During a performance review his German-American supervisor said, “There are three things about you I don’t like. You’re an arrogant asshole, you work too many weekends, and you can do anything in the world once and nothing in the world twice.” Light bulb moment. Otherwise raced in the door that afternoon yelling, “Honey, I know what I need to do with my life. I need to find a place full of hardworking assholes who never do the same thing twice!” True story.
He got an MBA from University of Chicago, then joined a prestigious management consulting firm full of assholes who worked way too hard where he was never asked to do the same thing twice. He made partner, had a son, lived and worked in Chicago, New York, LA, Mexico City and Sydney. Later he left to help run a large ad agency, which lasted about five minutes, then he formed his own consulting firm which he later sold. Even though allegedly retired, he still consults about 30 hours a week, mostly about organization and corporate and marketing strategy.
In addition to consulting, working on the farm, scuba diving and doing Ironman triathlons, he writes. He has written four business books, and had three published, and five novels, two of which have been published. He’s published a few dozen short pieces, including in Ellery Queen Mystery Magazine, which he thinks makes him a pulp author like Ray and John D. (He’s fucking dreaming.)
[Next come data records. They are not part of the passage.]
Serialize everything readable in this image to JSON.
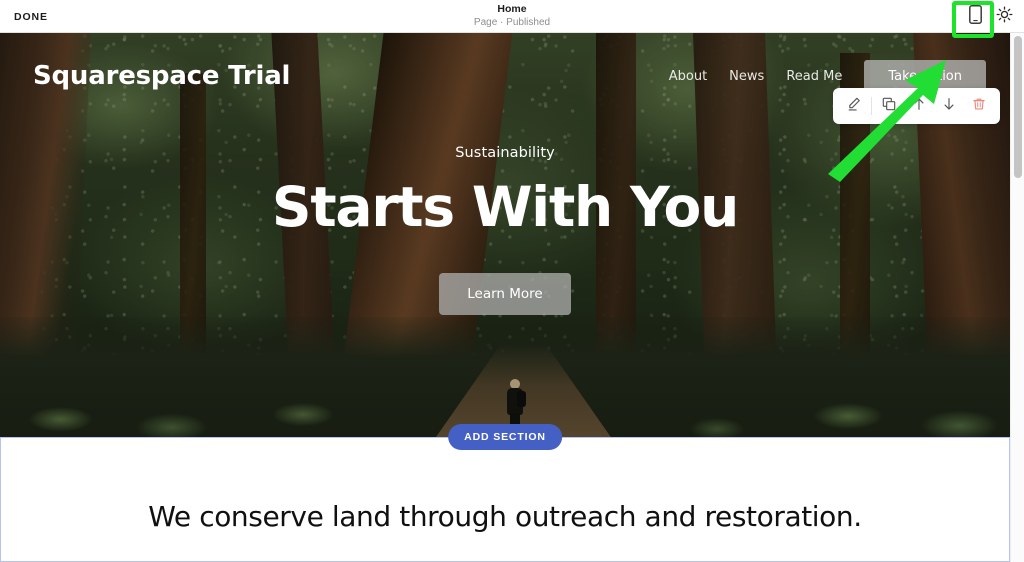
{
  "editor": {
    "done_label": "DONE",
    "page_title": "Home",
    "page_status": "Page · Published",
    "mobile_icon": "mobile-device-icon",
    "settings_icon": "gear-icon",
    "highlight_color": "#1EE32B",
    "annotation_arrow_color": "#22DD33"
  },
  "site": {
    "title": "Squarespace Trial",
    "nav": [
      {
        "label": "About"
      },
      {
        "label": "News"
      },
      {
        "label": "Read Me"
      }
    ],
    "cta_label": "Take Action",
    "hero": {
      "eyebrow": "Sustainability",
      "headline": "Starts With You",
      "button_label": "Learn More"
    }
  },
  "add_section": {
    "label": "ADD SECTION",
    "color": "#4560c4"
  },
  "section_two": {
    "heading": "We conserve land through outreach and restoration.",
    "highlight_border": "#b9c3ef",
    "toolbar": [
      {
        "icon": "pencil-edit-icon",
        "name": "edit"
      },
      {
        "icon": "duplicate-icon",
        "name": "duplicate"
      },
      {
        "icon": "arrow-up-icon",
        "name": "move-up"
      },
      {
        "icon": "arrow-down-icon",
        "name": "move-down"
      },
      {
        "icon": "trash-delete-icon",
        "name": "delete",
        "color": "#e8897f"
      }
    ]
  }
}
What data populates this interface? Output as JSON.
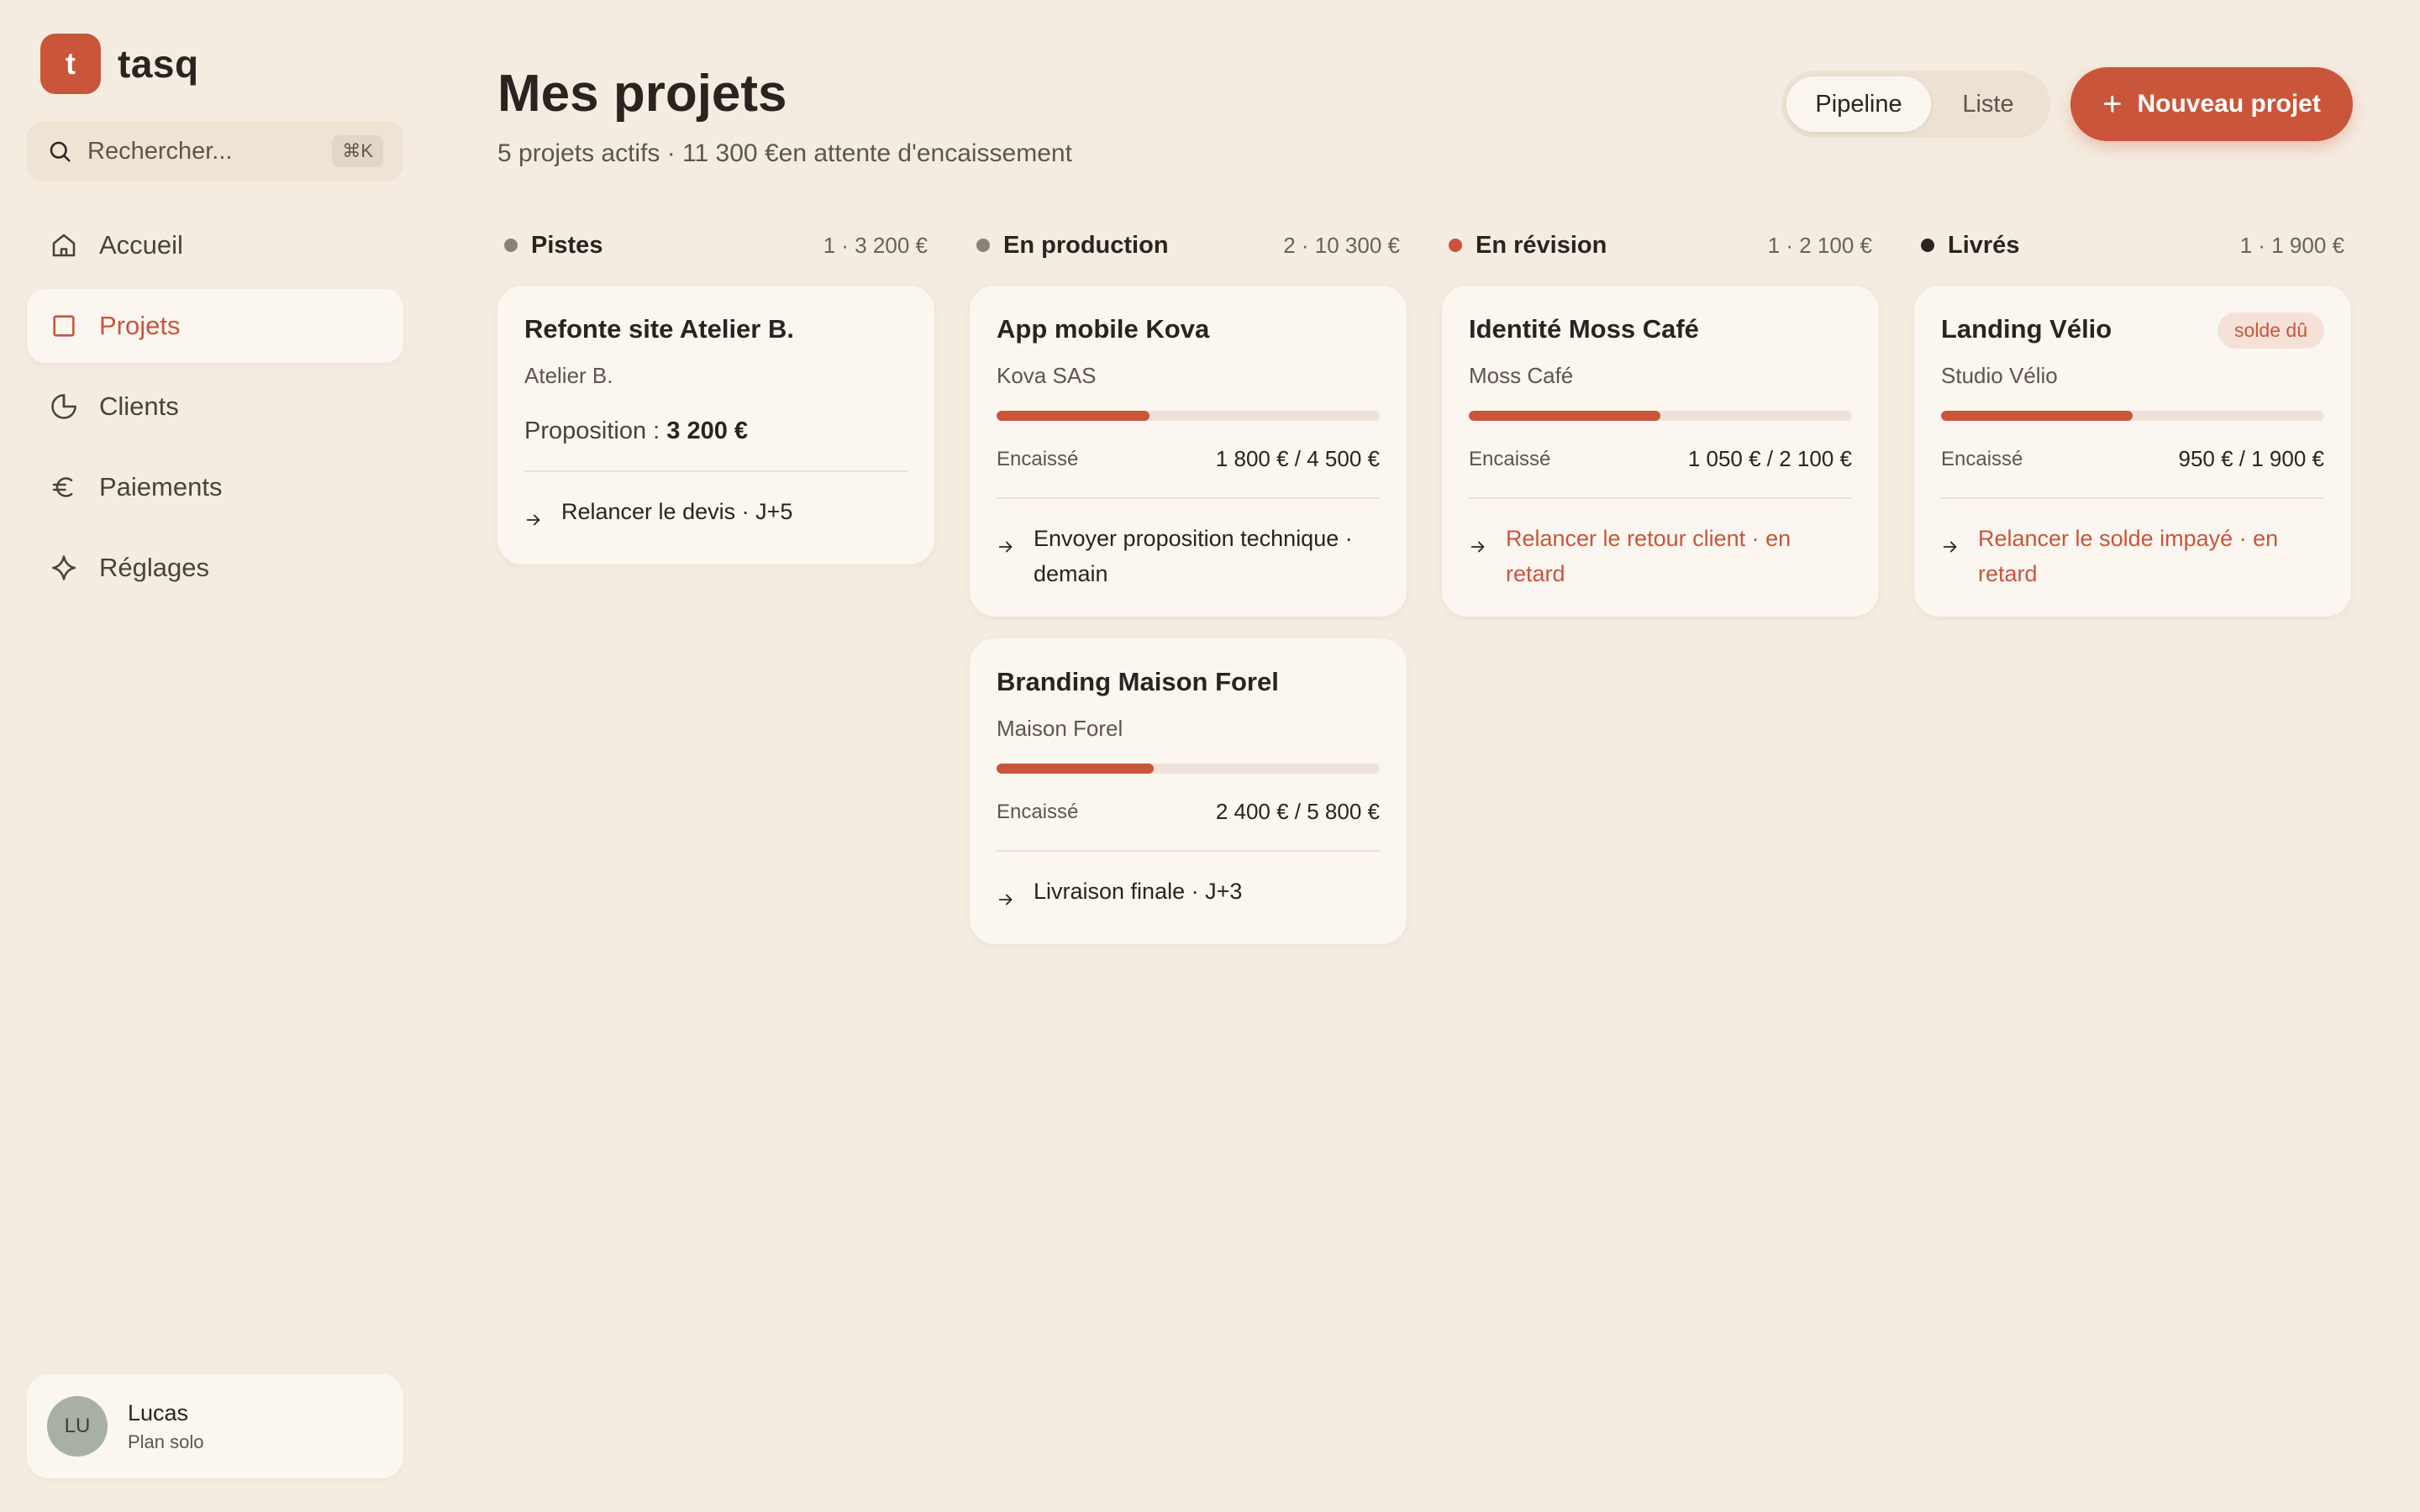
{
  "app": {
    "logo_letter": "t",
    "name": "tasq"
  },
  "search": {
    "placeholder": "Rechercher...",
    "shortcut": "⌘K"
  },
  "sidebar": {
    "items": [
      {
        "label": "Accueil",
        "icon": "home-icon",
        "active": false
      },
      {
        "label": "Projets",
        "icon": "square-icon",
        "active": true
      },
      {
        "label": "Clients",
        "icon": "pie-chart-icon",
        "active": false
      },
      {
        "label": "Paiements",
        "icon": "euro-icon",
        "active": false
      },
      {
        "label": "Réglages",
        "icon": "sparkle-icon",
        "active": false
      }
    ]
  },
  "user": {
    "initials": "LU",
    "name": "Lucas",
    "plan": "Plan solo"
  },
  "header": {
    "title": "Mes projets",
    "subtitle": "5 projets actifs · 11 300 €en attente d'encaissement",
    "view_toggle": {
      "active": "Pipeline",
      "inactive": "Liste"
    },
    "new_button": "Nouveau projet"
  },
  "colors": {
    "accent": "#c9553a",
    "background": "#f5ece1",
    "card": "#fbf6f0",
    "dot_gray": "#8c8177",
    "dot_dark": "#2a2420"
  },
  "columns": [
    {
      "name": "Pistes",
      "meta": "1 · 3 200 €",
      "dot": "#8c8177",
      "cards": [
        {
          "title": "Refonte site Atelier B.",
          "client": "Atelier B.",
          "proposal_label": "Proposition : ",
          "proposal_value": "3 200 €",
          "next": "Relancer le devis · J+5",
          "late": false
        }
      ]
    },
    {
      "name": "En production",
      "meta": "2 · 10 300 €",
      "dot": "#8c8177",
      "cards": [
        {
          "title": "App mobile Kova",
          "client": "Kova SAS",
          "progress": 0.4,
          "paid_label": "Encaissé",
          "paid_value": "1 800 € / 4 500 €",
          "next": "Envoyer proposition technique · demain",
          "late": false
        },
        {
          "title": "Branding Maison Forel",
          "client": "Maison Forel",
          "progress": 0.41,
          "paid_label": "Encaissé",
          "paid_value": "2 400 € / 5 800 €",
          "next": "Livraison finale · J+3",
          "late": false
        }
      ]
    },
    {
      "name": "En révision",
      "meta": "1 · 2 100 €",
      "dot": "#c9553a",
      "cards": [
        {
          "title": "Identité Moss Café",
          "client": "Moss Café",
          "progress": 0.5,
          "paid_label": "Encaissé",
          "paid_value": "1 050 € / 2 100 €",
          "next": "Relancer le retour client · en retard",
          "late": true
        }
      ]
    },
    {
      "name": "Livrés",
      "meta": "1 · 1 900 €",
      "dot": "#2a2420",
      "cards": [
        {
          "title": "Landing Vélio",
          "client": "Studio Vélio",
          "badge": "solde dû",
          "progress": 0.5,
          "paid_label": "Encaissé",
          "paid_value": "950 € / 1 900 €",
          "next": "Relancer le solde impayé · en retard",
          "late": true
        }
      ]
    }
  ]
}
For him, the jury is still out on this blogging thing. The purpose of the Otherwise blog is to write stinging satire that forces people to think about things in new ways, but it is sometimes as uncomfortable to write as it is to read. Also, unlike most of the S&R crew, he is more scholarly rogue than roguish scholar. And at the end of the day, he still somewhere deep in his heart refuses to believe he is not the next great American novelist.